The funding project was revealed during an occasion of the Giants Club Summit held in Kasane, Botswana, last week.
He said this project, which is being implemented by the UK-based non-governmental organisation (NGO) Space for Giants and a local NGO, Tlhokomela Trust, would strengthen wildlife law enforcement and cross-border collaboration in trans-boundary ecosystems by creating a trans-frontier wildlife law enforcement network of highly skilled individuals in the Kavango-Zambezi Trans-Frontier Conservation Area.

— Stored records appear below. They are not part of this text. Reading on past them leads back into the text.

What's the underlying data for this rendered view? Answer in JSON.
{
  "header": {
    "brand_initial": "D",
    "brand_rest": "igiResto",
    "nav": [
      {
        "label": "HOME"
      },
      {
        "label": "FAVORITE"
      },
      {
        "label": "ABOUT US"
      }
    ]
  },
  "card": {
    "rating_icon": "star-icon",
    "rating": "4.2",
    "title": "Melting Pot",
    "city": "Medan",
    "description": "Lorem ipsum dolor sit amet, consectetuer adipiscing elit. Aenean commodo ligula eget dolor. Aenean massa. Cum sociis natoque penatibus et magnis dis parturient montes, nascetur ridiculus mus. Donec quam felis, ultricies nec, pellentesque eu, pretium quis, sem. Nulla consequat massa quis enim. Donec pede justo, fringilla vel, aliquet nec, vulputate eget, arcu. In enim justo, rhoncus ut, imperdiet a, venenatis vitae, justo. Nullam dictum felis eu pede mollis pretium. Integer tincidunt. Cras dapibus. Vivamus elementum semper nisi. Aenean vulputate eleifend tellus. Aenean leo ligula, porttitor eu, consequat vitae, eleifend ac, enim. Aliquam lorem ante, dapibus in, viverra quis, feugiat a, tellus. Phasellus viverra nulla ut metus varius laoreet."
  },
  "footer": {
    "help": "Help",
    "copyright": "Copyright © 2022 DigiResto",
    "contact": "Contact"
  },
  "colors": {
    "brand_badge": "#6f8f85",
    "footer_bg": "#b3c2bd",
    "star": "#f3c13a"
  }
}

The project was awarded following a call for proposals launched under the EU Cross-Regional Wildlife Conservation programme in Eastern and Southern Africa and the Indian Ocean.
Through this funding, Baum noted a trans-frontier wildlife law enforcement training facility with a holistic training curriculum for training the wildlife law enforcement community would be established in Boro, near Maun.
“The curriculum will include best practices in intelligence gathering, wildlife ranger tactical and specialist operations, wildlife crime investigation, and wildlife crime prosecution and sentencing in order to ensure that the entire criminal justice chain in each country is skilled to the highest levels for tackling wildlife crime,” Baum maintained.
Further, a high-performance satellite communications network will be built to enable and enhance trans-frontier coordination on wildlife crime law enforcement.
Baum stated the project is expected to create a highly effective and collaborative trans-frontier wildlife law enforcement community as a model for Illegal Wildlife Trade management across other African TFCAs.
As a result, by 2021, the project expects to see at least a 50 percent reduction in the illegal killing of elephants, verified by records, and a significant improvement in conviction rates and penalties for those prosecuted for wildlife crime.
The Ambassador said this intervention should result in an improved standard of wildlife law enforcement within the KAZA area, supported by a network of mobilised community groups effectively participating in wildlife law enforcement, alongside the private and public-sector actors.